In the fork, options can accept bounds, however, I could remove it to stay fully consistent with Scipy. I've also allowed the bounds argument in minimize to override bounds from __init__; a test for this is included. When bounds are used together with a method that doesn't support them, I'm raising a warning and setting bounds=None - this is a gentler interface than raising an error, but that's possible too.

Cryoris commented 7 months ago

I agree with @woodsp-ibm above, we should follow SciPy's interface as closely as possible, which includes the same usage of options. However, having kwargs in the initializer indeed currently enables passing bounds in two places. It would be good to keep this fix of your PR, though I would argue that the bounds passed in minimize should not overwrite what was in kwargs.

edoaltamura commented 7 months ago

I have implemented the suggested changes and adapted the bounds parsing to be as close as possible to the Scipy usage. As in Scipy, bounds can only be parsed in the minimize() method. If parsed in __init__() now exceptions are raised and a message suggests the intended use.

edoaltamura commented 7 months ago

@woodsp-ibm are there any further changes you would suggest for this PR?

edoaltamura commented 7 months ago

I have applied the suggested changes and the PR is now ready.

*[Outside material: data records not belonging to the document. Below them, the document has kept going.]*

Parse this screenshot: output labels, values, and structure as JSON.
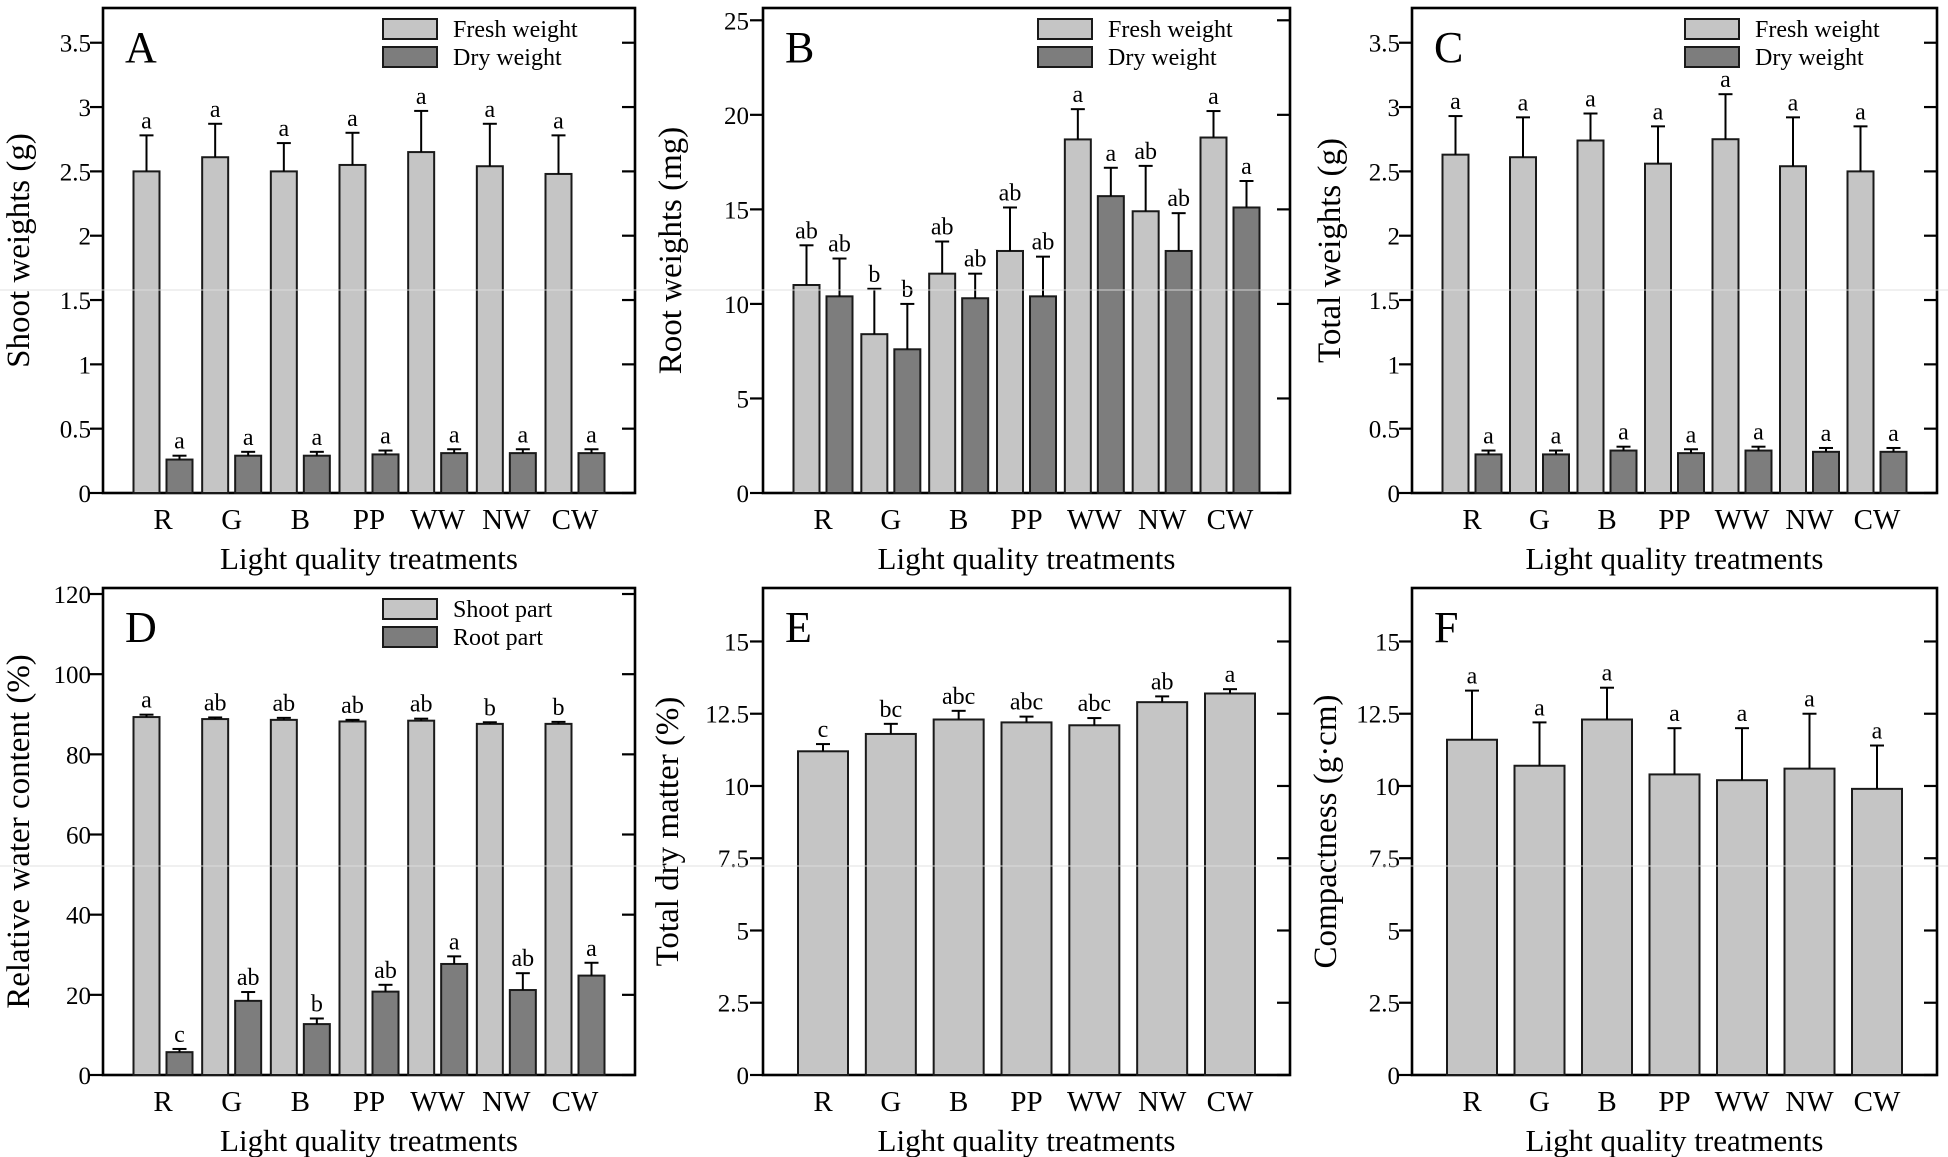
{
  "figure": {
    "background": "#ffffff",
    "x_axis_title": "Light quality treatments",
    "categories": [
      "R",
      "G",
      "B",
      "PP",
      "WW",
      "NW",
      "CW"
    ]
  },
  "colors": {
    "light_bar": "#c5c5c5",
    "dark_bar": "#7d7d7d",
    "bar_border": "#1a1a1a",
    "axis": "#000000",
    "stitch_line": "#dedede"
  },
  "legend_swatches": {
    "fresh": "light-swatch-icon",
    "dry": "dark-swatch-icon"
  },
  "chart_data": [
    {
      "panel": "A",
      "type": "bar",
      "ylabel": "Shoot weights (g)",
      "xlabel": "Light quality treatments",
      "ylim": [
        0,
        3.77
      ],
      "ytick_values": [
        0,
        0.5,
        1,
        1.5,
        2,
        2.5,
        3,
        3.5
      ],
      "ytick_labels": [
        "0",
        "0.5",
        "1",
        "1.5",
        "2",
        "2.5",
        "3",
        "3.5"
      ],
      "grid": false,
      "legend_position": "top-right",
      "legend": [
        "Fresh weight",
        "Dry weight"
      ],
      "categories": [
        "R",
        "G",
        "B",
        "PP",
        "WW",
        "NW",
        "CW"
      ],
      "series": [
        {
          "name": "Fresh weight",
          "color": "light",
          "values": [
            2.5,
            2.61,
            2.5,
            2.55,
            2.65,
            2.54,
            2.48
          ],
          "errors": [
            0.28,
            0.26,
            0.22,
            0.25,
            0.32,
            0.33,
            0.3
          ],
          "letters": [
            "a",
            "a",
            "a",
            "a",
            "a",
            "a",
            "a"
          ]
        },
        {
          "name": "Dry weight",
          "color": "dark",
          "values": [
            0.26,
            0.29,
            0.29,
            0.3,
            0.31,
            0.31,
            0.31
          ],
          "errors": [
            0.03,
            0.03,
            0.03,
            0.03,
            0.03,
            0.03,
            0.03
          ],
          "letters": [
            "a",
            "a",
            "a",
            "a",
            "a",
            "a",
            "a"
          ]
        }
      ]
    },
    {
      "panel": "B",
      "type": "bar",
      "ylabel": "Root weights (mg)",
      "xlabel": "Light quality treatments",
      "ylim": [
        0,
        25.65
      ],
      "ytick_values": [
        0,
        5,
        10,
        15,
        20,
        25
      ],
      "ytick_labels": [
        "0",
        "5",
        "10",
        "15",
        "20",
        "25"
      ],
      "grid": false,
      "legend_position": "top-right",
      "legend": [
        "Fresh weight",
        "Dry weight"
      ],
      "categories": [
        "R",
        "G",
        "B",
        "PP",
        "WW",
        "NW",
        "CW"
      ],
      "series": [
        {
          "name": "Fresh weight",
          "color": "light",
          "values": [
            11.0,
            8.4,
            11.6,
            12.8,
            18.7,
            14.9,
            18.8
          ],
          "errors": [
            2.1,
            2.4,
            1.7,
            2.3,
            1.6,
            2.4,
            1.4
          ],
          "letters": [
            "ab",
            "b",
            "ab",
            "ab",
            "a",
            "ab",
            "a"
          ]
        },
        {
          "name": "Dry weight",
          "color": "dark",
          "values": [
            10.4,
            7.6,
            10.3,
            10.4,
            15.7,
            12.8,
            15.1
          ],
          "errors": [
            2.0,
            2.4,
            1.3,
            2.1,
            1.5,
            2.0,
            1.4
          ],
          "letters": [
            "ab",
            "b",
            "ab",
            "ab",
            "a",
            "ab",
            "a"
          ]
        }
      ]
    },
    {
      "panel": "C",
      "type": "bar",
      "ylabel": "Total weights (g)",
      "xlabel": "Light quality treatments",
      "ylim": [
        0,
        3.77
      ],
      "ytick_values": [
        0,
        0.5,
        1,
        1.5,
        2,
        2.5,
        3,
        3.5
      ],
      "ytick_labels": [
        "0",
        "0.5",
        "1",
        "1.5",
        "2",
        "2.5",
        "3",
        "3.5"
      ],
      "grid": false,
      "legend_position": "top-right",
      "legend": [
        "Fresh weight",
        "Dry weight"
      ],
      "categories": [
        "R",
        "G",
        "B",
        "PP",
        "WW",
        "NW",
        "CW"
      ],
      "series": [
        {
          "name": "Fresh weight",
          "color": "light",
          "values": [
            2.63,
            2.61,
            2.74,
            2.56,
            2.75,
            2.54,
            2.5
          ],
          "errors": [
            0.3,
            0.31,
            0.21,
            0.29,
            0.35,
            0.38,
            0.35
          ],
          "letters": [
            "a",
            "a",
            "a",
            "a",
            "a",
            "a",
            "a"
          ]
        },
        {
          "name": "Dry weight",
          "color": "dark",
          "values": [
            0.3,
            0.3,
            0.33,
            0.31,
            0.33,
            0.32,
            0.32
          ],
          "errors": [
            0.03,
            0.03,
            0.03,
            0.03,
            0.03,
            0.03,
            0.03
          ],
          "letters": [
            "a",
            "a",
            "a",
            "a",
            "a",
            "a",
            "a"
          ]
        }
      ]
    },
    {
      "panel": "D",
      "type": "bar",
      "ylabel": "Relative water content (%)",
      "xlabel": "Light quality treatments",
      "ylim": [
        0,
        121.5
      ],
      "ytick_values": [
        0,
        20,
        40,
        60,
        80,
        100,
        120
      ],
      "ytick_labels": [
        "0",
        "20",
        "40",
        "60",
        "80",
        "100",
        "120"
      ],
      "grid": false,
      "legend_position": "top-right",
      "legend": [
        "Shoot part",
        "Root part"
      ],
      "categories": [
        "R",
        "G",
        "B",
        "PP",
        "WW",
        "NW",
        "CW"
      ],
      "series": [
        {
          "name": "Shoot part",
          "color": "light",
          "values": [
            89.3,
            88.8,
            88.6,
            88.2,
            88.4,
            87.6,
            87.6
          ],
          "errors": [
            0.6,
            0.4,
            0.5,
            0.4,
            0.5,
            0.4,
            0.5
          ],
          "letters": [
            "a",
            "ab",
            "ab",
            "ab",
            "ab",
            "b",
            "b"
          ]
        },
        {
          "name": "Root part",
          "color": "dark",
          "values": [
            5.7,
            18.5,
            12.7,
            20.8,
            27.7,
            21.2,
            24.8
          ],
          "errors": [
            0.8,
            2.2,
            1.4,
            1.7,
            1.9,
            4.2,
            3.2
          ],
          "letters": [
            "c",
            "ab",
            "b",
            "ab",
            "a",
            "ab",
            "a"
          ]
        }
      ]
    },
    {
      "panel": "E",
      "type": "bar",
      "ylabel": "Total dry matter (%)",
      "xlabel": "Light quality treatments",
      "ylim": [
        0,
        16.85
      ],
      "ytick_values": [
        0,
        2.5,
        5,
        7.5,
        10,
        12.5,
        15
      ],
      "ytick_labels": [
        "0",
        "2.5",
        "5",
        "7.5",
        "10",
        "12.5",
        "15"
      ],
      "grid": false,
      "legend_position": "none",
      "legend": [],
      "categories": [
        "R",
        "G",
        "B",
        "PP",
        "WW",
        "NW",
        "CW"
      ],
      "series": [
        {
          "name": "Total dry matter",
          "color": "light",
          "values": [
            11.2,
            11.8,
            12.3,
            12.2,
            12.1,
            12.9,
            13.2
          ],
          "errors": [
            0.25,
            0.35,
            0.3,
            0.2,
            0.25,
            0.2,
            0.15
          ],
          "letters": [
            "c",
            "bc",
            "abc",
            "abc",
            "abc",
            "ab",
            "a"
          ]
        }
      ]
    },
    {
      "panel": "F",
      "type": "bar",
      "ylabel": "Compactness (g·cm)",
      "xlabel": "Light quality treatments",
      "ylim": [
        0,
        16.85
      ],
      "ytick_values": [
        0,
        2.5,
        5,
        7.5,
        10,
        12.5,
        15
      ],
      "ytick_labels": [
        "0",
        "2.5",
        "5",
        "7.5",
        "10",
        "12.5",
        "15"
      ],
      "grid": false,
      "legend_position": "none",
      "legend": [],
      "categories": [
        "R",
        "G",
        "B",
        "PP",
        "WW",
        "NW",
        "CW"
      ],
      "series": [
        {
          "name": "Compactness",
          "color": "light",
          "values": [
            11.6,
            10.7,
            12.3,
            10.4,
            10.2,
            10.6,
            9.9
          ],
          "errors": [
            1.7,
            1.5,
            1.1,
            1.6,
            1.8,
            1.9,
            1.5
          ],
          "letters": [
            "a",
            "a",
            "a",
            "a",
            "a",
            "a",
            "a"
          ]
        }
      ]
    }
  ]
}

What's your feedback, and what are the next steps?

woodsp-ibm commented 7 months ago

Whatever this nets out as, since its a change that affects behavior from a end user perspective - well at least in terms of the error they get is more meaningful, hopefully, this should have a release note too I think.

edoaltamura commented 6 months ago

I agree that self._bounds is no longer necessary in this implementation. I've removed it in both instances and added release notes as suggested. Once the CI has run, this PR is ready for merge. I look forward to your advice on the next steps.